Because maybe it's not a problem. Maybe the problem is all mine and isn't an illness at all. Maybe I'm a horrid, wrotten, hopeless person. And so on and so forth.
Really? Does this never end? And I'm on stupid medication that I don't like and still my brain can tie itself up!
I guess there is the step-off-the-merrigoround option. Response prevention. As one friend who's "been there" with OCD has often reminded me, don't try to figure it out.
I'm guessing "figuring out" is probably one of my big, less-obvious compulsions. How is the psychiatrist supposed to understand how many times my brain second and third and fourth and fifth and sixth guesses itself? How am I supposed to express that on demand in a high stress, short period of time when he talks nearly as much as I do?
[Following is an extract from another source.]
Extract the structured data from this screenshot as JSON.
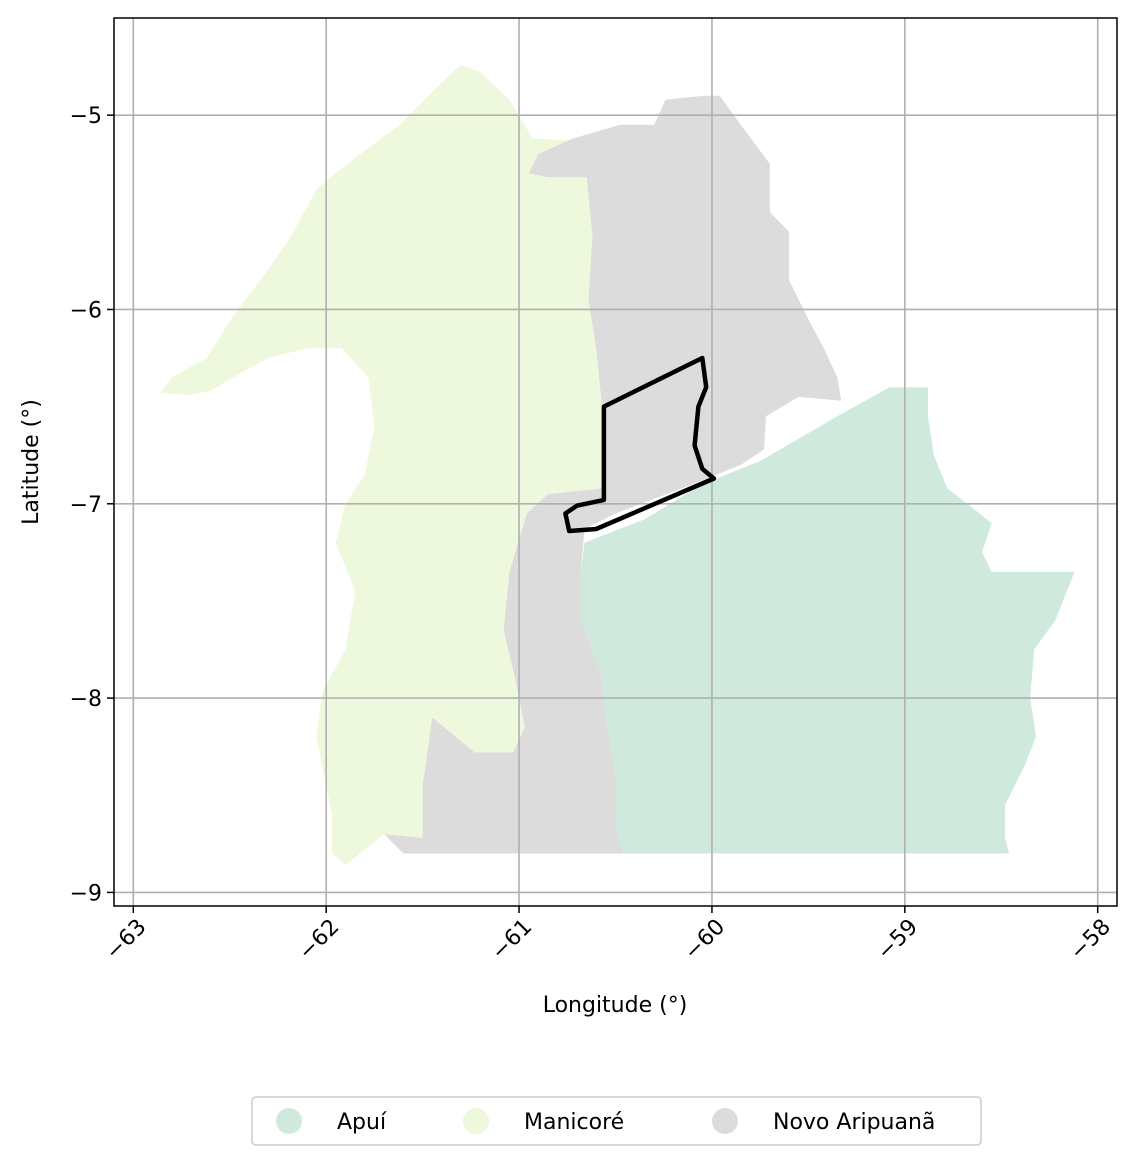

But does it really matter? OCD meds tend to be depression and/or anxiety meds as well, so does it really matter if he thinks I have OCD or not? My OCD (maybe I'm lying again) thinks it is terribly important, with possible catestrophic results. What these catastrephies would be, I'm not too sure. It would mean I'm hopeless, self-centered, a fake, and so on and so forth.
On a different subject, I'm making Christmas/First Day of Winter gifts (depending on who they go to and what holidays that person celebrates in what ways). I'm enjoying that. I did that for part of my un-sleeping time last night. Relaxing.
Why, when I published this post for the first time (without this comment) did I get advertised to about panick attacks? I have anxiety; I'm not sure I'd qualify as having panic attacks, and my ocd is okay with leaving that vague. I'd like advertisements about anxiety disorders. Let's see if this paragraph will change anything.
Okay, no advertising that time.

1 comment:

  1. Wait, what, being at all functional means you don't have OCD? Pretty sure that's not in the diagnostic manual!
    I feel fortunate that I never for one minute doubt that I have OCD. Except of course for the part where it means I have OCD. :)

    But I agree that whether you really have OCD or not, what you should do about it probably doesn't differ that much. And yes, stop trying to "figure it out" That's classic OCD, too!